December 1997: A Tu-154 charter plane from Tajikistan crashes in the United Arab Emirates, killing 85 passengers and crew.

March 1997: Fifty passengers and crew die when the tail of their An-24 charter plane from Stavropol breaks off mid-flight while en route to Trabzon, Turkey.

August 1996: A Tu-154 charter plane carrying Russian and Ukrainian miners and their families to work on Norway's Arctic island of Spitzbergen crashes into a mountain, killing all 143 on board.

?€” AP, MT



Channel One showed dozens of small fires scattered around the crash site early Sunday. Footage filmed later in the day showed scraps of twisted metal and tatters of clothing and paper as far as the eye could see.

Emergency workers sealed off the site and retrieved two flight recorders that could help experts reconstruct the flight's last moments. Boeing offered assistance in analyzing the recordings.

Railway workers waited near the site until 5 p.m., when they were allowed to begin to repair the tracks. Traffic resumed on one of the tracks at 8 p.m.

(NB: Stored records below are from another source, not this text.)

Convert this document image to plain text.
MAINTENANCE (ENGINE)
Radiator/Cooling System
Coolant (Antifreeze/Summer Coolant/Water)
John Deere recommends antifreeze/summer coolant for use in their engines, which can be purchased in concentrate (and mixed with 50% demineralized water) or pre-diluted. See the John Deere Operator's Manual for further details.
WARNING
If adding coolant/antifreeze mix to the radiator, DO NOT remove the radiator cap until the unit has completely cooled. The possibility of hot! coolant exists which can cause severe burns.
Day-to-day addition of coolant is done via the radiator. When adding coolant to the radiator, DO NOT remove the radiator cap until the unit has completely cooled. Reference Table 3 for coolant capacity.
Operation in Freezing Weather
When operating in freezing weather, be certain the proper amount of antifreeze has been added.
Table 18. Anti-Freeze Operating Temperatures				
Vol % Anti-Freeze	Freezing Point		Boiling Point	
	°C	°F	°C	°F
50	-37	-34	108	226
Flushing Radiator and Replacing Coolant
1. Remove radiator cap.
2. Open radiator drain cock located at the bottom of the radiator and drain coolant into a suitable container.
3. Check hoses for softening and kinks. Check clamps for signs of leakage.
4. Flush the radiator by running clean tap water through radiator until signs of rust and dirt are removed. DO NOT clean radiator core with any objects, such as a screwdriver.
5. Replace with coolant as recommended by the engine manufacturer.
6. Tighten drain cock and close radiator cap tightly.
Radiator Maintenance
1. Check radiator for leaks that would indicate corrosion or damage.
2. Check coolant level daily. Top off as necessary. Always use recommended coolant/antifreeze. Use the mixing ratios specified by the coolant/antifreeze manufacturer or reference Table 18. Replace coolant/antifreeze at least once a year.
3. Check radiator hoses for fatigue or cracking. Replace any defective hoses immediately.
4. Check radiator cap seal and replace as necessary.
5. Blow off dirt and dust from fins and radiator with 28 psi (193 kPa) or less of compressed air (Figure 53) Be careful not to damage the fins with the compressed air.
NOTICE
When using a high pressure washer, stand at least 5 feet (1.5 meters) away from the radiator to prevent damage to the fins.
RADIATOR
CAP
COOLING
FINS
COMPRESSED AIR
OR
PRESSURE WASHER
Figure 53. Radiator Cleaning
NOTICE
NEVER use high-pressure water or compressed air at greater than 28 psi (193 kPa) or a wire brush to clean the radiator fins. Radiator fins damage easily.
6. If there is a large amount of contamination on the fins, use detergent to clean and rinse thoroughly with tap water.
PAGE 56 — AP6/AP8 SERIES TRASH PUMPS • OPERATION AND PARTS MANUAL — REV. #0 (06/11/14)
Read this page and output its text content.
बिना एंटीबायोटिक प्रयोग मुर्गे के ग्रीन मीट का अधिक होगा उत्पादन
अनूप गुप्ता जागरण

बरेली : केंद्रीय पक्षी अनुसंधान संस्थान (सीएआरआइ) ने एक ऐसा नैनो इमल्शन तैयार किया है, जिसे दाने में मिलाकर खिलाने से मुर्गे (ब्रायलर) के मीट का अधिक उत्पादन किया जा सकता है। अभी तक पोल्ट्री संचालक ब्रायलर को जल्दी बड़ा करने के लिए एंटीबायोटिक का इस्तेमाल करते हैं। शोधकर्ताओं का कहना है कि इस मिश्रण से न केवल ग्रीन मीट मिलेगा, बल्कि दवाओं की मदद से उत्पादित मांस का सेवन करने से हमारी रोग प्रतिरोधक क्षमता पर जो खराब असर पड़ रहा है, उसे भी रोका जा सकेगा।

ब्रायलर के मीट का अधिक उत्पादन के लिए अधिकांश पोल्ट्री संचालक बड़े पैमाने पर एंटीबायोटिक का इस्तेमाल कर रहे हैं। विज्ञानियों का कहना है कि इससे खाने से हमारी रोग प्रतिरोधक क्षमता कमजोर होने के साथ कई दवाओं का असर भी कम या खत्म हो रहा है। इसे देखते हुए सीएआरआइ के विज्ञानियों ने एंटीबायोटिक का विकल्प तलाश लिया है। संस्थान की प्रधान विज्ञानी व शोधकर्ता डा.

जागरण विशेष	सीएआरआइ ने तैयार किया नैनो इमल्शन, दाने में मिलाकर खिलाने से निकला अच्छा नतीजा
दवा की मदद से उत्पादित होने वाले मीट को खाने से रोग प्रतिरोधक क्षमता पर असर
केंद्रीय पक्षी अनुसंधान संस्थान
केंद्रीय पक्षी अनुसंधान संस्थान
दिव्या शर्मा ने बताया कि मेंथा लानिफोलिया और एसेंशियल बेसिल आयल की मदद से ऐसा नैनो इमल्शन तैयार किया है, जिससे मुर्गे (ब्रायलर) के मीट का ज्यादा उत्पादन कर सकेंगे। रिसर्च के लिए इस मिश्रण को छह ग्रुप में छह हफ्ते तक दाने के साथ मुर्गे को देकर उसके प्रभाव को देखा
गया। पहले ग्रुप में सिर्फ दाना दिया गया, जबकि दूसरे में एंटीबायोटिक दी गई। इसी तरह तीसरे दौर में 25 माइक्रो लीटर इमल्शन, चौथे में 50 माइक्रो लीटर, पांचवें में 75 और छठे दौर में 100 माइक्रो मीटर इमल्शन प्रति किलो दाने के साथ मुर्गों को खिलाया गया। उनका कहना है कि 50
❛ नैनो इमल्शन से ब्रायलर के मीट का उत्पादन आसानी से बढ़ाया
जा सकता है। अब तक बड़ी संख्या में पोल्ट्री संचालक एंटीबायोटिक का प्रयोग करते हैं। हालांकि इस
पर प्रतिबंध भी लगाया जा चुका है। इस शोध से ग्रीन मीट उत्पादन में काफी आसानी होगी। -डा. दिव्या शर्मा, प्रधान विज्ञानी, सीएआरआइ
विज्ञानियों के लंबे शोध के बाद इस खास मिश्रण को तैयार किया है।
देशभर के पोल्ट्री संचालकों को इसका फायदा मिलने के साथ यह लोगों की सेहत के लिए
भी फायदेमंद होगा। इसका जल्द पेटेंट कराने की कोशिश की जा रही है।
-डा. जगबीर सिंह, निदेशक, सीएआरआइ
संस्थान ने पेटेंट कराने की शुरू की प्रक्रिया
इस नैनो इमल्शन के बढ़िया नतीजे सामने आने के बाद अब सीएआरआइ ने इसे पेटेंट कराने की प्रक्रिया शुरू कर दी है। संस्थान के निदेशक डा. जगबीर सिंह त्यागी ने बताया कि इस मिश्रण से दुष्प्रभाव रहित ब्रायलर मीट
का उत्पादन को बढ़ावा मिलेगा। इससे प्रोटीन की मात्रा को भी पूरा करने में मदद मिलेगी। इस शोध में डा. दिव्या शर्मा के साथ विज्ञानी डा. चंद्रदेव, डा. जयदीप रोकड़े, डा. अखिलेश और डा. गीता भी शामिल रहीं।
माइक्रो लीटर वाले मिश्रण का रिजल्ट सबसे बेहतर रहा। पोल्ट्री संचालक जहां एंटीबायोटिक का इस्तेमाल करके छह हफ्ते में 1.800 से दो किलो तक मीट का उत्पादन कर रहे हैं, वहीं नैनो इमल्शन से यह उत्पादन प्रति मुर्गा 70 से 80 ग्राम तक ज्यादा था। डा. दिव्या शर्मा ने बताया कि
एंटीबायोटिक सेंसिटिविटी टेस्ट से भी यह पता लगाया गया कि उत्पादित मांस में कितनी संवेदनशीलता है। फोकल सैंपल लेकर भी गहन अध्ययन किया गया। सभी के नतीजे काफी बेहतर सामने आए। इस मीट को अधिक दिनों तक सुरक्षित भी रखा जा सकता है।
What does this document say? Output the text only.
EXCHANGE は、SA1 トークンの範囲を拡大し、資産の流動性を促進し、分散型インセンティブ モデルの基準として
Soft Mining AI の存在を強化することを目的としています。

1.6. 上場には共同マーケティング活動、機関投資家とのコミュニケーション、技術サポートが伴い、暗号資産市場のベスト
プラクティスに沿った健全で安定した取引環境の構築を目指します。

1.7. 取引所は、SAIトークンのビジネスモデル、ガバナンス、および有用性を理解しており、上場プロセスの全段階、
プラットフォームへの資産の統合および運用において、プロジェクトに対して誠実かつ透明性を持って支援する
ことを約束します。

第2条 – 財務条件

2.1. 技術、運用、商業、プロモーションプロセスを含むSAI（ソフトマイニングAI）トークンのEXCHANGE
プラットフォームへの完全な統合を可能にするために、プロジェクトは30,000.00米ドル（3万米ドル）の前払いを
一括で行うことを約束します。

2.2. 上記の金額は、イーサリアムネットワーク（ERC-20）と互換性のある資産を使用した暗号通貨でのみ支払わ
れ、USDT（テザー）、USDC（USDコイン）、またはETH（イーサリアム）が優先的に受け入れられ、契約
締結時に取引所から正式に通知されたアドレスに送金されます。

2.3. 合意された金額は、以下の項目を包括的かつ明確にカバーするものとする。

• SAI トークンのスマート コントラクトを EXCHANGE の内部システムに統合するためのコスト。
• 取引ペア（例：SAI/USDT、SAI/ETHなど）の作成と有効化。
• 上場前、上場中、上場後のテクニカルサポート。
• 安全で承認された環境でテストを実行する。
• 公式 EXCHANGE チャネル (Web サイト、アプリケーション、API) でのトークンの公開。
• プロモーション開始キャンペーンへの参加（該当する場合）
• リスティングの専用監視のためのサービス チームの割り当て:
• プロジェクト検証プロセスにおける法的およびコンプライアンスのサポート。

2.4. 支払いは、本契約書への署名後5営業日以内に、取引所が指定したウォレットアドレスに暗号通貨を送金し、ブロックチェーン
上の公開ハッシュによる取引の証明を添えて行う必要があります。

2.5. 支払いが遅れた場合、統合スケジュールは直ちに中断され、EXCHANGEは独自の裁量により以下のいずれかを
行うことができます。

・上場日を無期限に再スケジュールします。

The plane was carrying 82 passengers, including seven children, and a crew of six. In addition to Russians, the victims included nine Azeris, five Ukrainians, French citizens Eric Atlan and Yelena Chetyrkina, Christian Sobek of Germany, Tomaso Martinazzo of Italy, Bobir Taymetov of the United States, Fang Fang of Switzerland, Mikhail Golomonzin of Latvia and Levent Nuri Kocak of Turkey, Aeroflot said.

Troshev, a retired colonel general who served as a military adviser to President Dmitry Medvedev, was heading to a sambo martial arts competition, Interfax reported.

Medvedev and Prime Minister Vladimir Putin offered their condolences, and Perm Governor Oleg Chirkunov declared Monday a day of mourning.

Aeroflot director Valery Okulov told reporters that Aeroflot Nord would no longer be allowed to use the Aeroflot name. Aeroflot made the decision after performing internal checks at the subsidiary, Okulov said, without elaborating.

Aeroflot insured the flight with insurance company Moskva and will pay relatives of the deceased up to 2 million rubles per victim, the airline said. It flew relatives from Moscow to Perm on a regular flight Sunday.

The last major accident involving state-controlled Aeroflot was in March 1994, when an Airbus jet crashed in Siberia after the pilot's teenage son inadvertently switched off the autopilot, killing 70 people.